You do not have to know me personally for very long, before you will discover that I am a big fan of my alma mater’s football team, the University of Oklahoma Sooners, and their three NFL quarterbacks, Baker Mayfield, Kyler Murray and Jalen Hurts. As I post this, I am decked out in all sooner-crimson, anticipating tomorrow’s televised Spring practice’s wrap-up scrimmage game before 70,000 fans!
In Mayfield’s first year as a pro, he was asked, after a particularly outstanding performance, “How did you do it?” His response was classic: “I woke up this morning feeling dangerous!”
His answer to this question gives us insight into exactly what we have been discussing in these blog postings about walking as little children in God’s kingdom. Mayfield unknowingly tells us what we can expect as we continually lead with our weakness and failures as forgiven sinners—we are dangerous!

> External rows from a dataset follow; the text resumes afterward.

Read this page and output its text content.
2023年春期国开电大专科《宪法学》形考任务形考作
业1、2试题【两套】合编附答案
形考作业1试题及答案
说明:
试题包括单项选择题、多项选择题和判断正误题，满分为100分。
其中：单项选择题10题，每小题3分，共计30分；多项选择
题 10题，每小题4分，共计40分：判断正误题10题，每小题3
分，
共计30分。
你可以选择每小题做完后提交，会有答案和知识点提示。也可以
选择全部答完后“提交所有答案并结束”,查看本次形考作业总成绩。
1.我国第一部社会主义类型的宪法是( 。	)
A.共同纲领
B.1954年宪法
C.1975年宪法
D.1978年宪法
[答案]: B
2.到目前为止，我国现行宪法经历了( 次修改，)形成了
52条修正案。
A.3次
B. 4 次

Today’s typical, church-going Christian in our society has no idea how those words apply to his everyday life as a believer, because his Christianity is not the Christianity we see on the pages of the book of Acts.
For example, after Stephan was stoned to death in Acts 7, the story of the immediate aftermath of that event is resumed in Acts 11: “Now those who were scattered after the persecution that arose over Stephen traveled as far as Phoenicia, Cyprus, and Antioch, preaching the word to no one but the Jews only. But some of them were men from Cyprus and Cyrene, who, when they had come to Antioch, spoke to the Hellenists, preaching the Lord Jesus. And the hand of the Lord was with them, and a great number believed and turned to the Lord” (Acts 11:19-21).
These persecuted Christians, who were a part of the original Jerusalem church, had to “get out of Dodge,” (i.e., flee for their lives) because of the now-burgeoning persecution in Jerusalem led by Saul and other Jewish leaders. They were not missionaries planting churches, not Christian leaders, not bent on some endeavor to “reach the world for Christ” with this new experience of Jesus they had discovered.
No, these believers were just like you and me—plumbers, carpenters, real estate salesmen, school teachers, doctors, lawyers and clothing salesmen—whose lives had been uprooted. But wherever they went, they were dangerous to the kingdom of darkness that prevailed. Wherever they went, just going about their daily lives, they could not be silent about what they were experiencing in the church.
Peter and John had set the tone in Acts 4 when they were dragged before the Sanhedrin and commanded not to speak about Jesus: “But Peter and John answered and said to them, ‘Whether it is right in the sight of God to listen to you more than to God, you judge. For WE CANNOT BUT SPEAK the things which we have seen and heard” (Acts 4:19, 20). Peter and John knew nothing about “You ought to, need to and should witness to others.”.
The result was the same in Antioch, and, we can assume, in all the other towns where the scattered Jerusalem Christians went as well. “A great number believed and turned to the Lord” (Acts 11:21) This is, as author Roland Allen wrote in his book in 1925, “The Spontaneous Expansion of the Church.” This is New Testament evangelism: every day, in all we do, with whomever we meet, we can’t contain what we have experienced, and we want to gather together with those who have experienced this too! That “gathering” is the church.
If this is occurring all around us, every day, wherever the church is present, society cannot ignore it, forbid it or legislate it out of existence. Make no mistake, our defeated enemy, the Devil, is fighting a delaying action to keep this from happening. He is desperately using lies and deception to keep the church from mopping up Satan’s guerrilla forces and finalizing Jesus’ victory over him at the cross.